Image by C.P.Storm via FlickrThe National Transportation Safety Board has determined that driver fatigue stemming from acute sleep loss was to blame in a multi-vehicle crash that claimed 10 lives in Oklahoma last year.
On June 26, 2009, a truck driven by Donald L. Creed, 76, of Willard, Mo., plowed into a line of stopped vehicles on I-44 about 90 miles east of Tulsa, killing 10 vehicle occupants and injuring six others, including himself.
Federal investigators say the driver was suffering from fatigue caused by circadian disruption associated with the driver's work schedule. The NTSB says Creed likely had less than five hours of sleep prior to beginning his work shift at 3 a.m. At the time of the crash, he had been on the road for more than 10 hours. Creed, who suffers from mild sleep apnea, failed to react to slowing and stopped traffic. He never applied brakes or performed any evasive maneuvers to avoid colliding with the traffic queue, the NTSB noted in its crash report, released Tuesday.
Among factors cited by NTSB as contributing to the severity of the crash are the truck's high impact speed and its structural incompatibility with passenger vehicles. It was traveling at 69 mph in a 75-mph area.

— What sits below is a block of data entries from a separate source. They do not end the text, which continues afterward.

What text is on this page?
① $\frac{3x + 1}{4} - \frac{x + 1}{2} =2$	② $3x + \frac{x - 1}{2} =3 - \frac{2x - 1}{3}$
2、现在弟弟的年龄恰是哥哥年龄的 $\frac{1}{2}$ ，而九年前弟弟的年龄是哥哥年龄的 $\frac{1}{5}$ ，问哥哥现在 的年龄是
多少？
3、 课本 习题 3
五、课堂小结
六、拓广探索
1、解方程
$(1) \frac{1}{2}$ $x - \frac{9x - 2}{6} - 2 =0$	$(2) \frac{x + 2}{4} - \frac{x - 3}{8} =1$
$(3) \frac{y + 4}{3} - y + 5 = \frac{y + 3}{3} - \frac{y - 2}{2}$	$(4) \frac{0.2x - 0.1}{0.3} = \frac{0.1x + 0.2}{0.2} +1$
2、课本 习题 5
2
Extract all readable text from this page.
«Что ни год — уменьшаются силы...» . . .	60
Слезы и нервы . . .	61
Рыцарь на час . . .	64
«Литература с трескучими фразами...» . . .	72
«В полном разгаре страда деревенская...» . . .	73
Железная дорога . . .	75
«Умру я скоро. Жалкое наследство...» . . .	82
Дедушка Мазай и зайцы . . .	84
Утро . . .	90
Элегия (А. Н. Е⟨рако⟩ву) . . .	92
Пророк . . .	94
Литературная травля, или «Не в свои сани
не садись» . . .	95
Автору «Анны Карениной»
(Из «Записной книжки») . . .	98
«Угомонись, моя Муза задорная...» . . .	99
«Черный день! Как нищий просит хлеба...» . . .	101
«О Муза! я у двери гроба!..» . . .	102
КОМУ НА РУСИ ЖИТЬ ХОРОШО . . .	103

Investigators identified several major safety issues associated with this crash, and has issued recommendations intended to prevent future occurrences, and to improve future crash investigations.
Among them:
* The need for updated and comprehensive fatigue education materials and fatigue management programs;
* The need for a better understanding of the significance of heavy vehicle collision forces in crashes with smaller vehicles.
* Mandate the installation of electronic and video event recorders on commercial motor vehicles over 10,000 pounds and set performance standards for those devices.
The NTSB also reiterated previous recommendations to develop standards and require deployment of collision warning systems on new commercial vehicles, to require energy-absorbing under-ride protection for trucks, and to develop technologies to reduce fatigue-related accidents. In total, the NTSB issued nine new and six reiterated safety recommendations with this report.